Having finally bought its way out of much of its cost disadvantage, the strategy is changing. The 2008 Malibu is intended to match the Accord and Camry in features and quality — but also in price:
http://www.edmunds.com/insideline/do/Drives/Comparos/articleId=124091
Will that work? GM does seem to be having some success with it. So can you guess which plant is the UAW thinking of striking?
http://ap.google.com/article/ALeqM5iZmnlRGdoCPnlm6CKaxAuZAHpgWwD904EDP00
If one looks at their annual report, looks at the line for “healthcare” ($4.8B) and then divides by the number of cars built (9.1M), one notices that healthcare alone costs about $500/car. SUVs have a profit margin that is about 5x the profit margin of passenger cars, so it is no wonder that bean counters would push SUV production.

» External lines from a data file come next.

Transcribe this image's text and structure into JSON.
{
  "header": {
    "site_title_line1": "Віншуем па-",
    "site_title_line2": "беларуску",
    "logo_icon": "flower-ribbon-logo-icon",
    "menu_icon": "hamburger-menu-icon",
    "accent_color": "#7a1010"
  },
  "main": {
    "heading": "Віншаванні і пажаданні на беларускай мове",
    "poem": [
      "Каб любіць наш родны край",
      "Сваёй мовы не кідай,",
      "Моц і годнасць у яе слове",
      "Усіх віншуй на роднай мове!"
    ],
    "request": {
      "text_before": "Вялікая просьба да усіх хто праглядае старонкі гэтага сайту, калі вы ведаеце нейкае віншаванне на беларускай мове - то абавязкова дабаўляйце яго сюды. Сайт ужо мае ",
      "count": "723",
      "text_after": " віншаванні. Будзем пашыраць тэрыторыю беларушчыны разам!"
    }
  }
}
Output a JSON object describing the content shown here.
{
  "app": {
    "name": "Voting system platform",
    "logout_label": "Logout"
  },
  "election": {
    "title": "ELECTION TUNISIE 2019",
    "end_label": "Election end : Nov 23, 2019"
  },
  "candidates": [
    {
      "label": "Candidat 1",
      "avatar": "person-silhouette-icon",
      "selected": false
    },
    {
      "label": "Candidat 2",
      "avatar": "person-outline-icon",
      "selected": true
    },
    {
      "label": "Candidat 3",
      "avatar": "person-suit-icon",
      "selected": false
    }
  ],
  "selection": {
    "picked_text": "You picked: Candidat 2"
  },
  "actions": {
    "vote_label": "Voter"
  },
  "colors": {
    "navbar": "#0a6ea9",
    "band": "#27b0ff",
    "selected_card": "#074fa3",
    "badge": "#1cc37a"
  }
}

http://www.gm.com/corporate/investor_information/docs/fin_data/gm06ar/download/gm06ar.pdf
Shortsighted mismanagement isn’t the exclusive domain of GM. The award winning Ford Taurus was hailed as their “turn around car” and “import beater” back in the 80s, when it was introduced. By the time it had been discontinued in 2006 (and replaced by the 500), Ford hadn’t been advertising the car for more than 2 years. The executive team that had been turning Chrysler around was all pushed out by the Daimler crew after the take over. I personally expect Chrysler to be a brain dead dinosaur after Daimler finally ditched it onto Cerberus, and will take about a decade to finally die.
Don’t they make Hyundai’s in Alabama now?
NOTE TO TOYOTA: How’s that quality/productivity thingy workin’ out for ya since you had to recall those 9 million cars?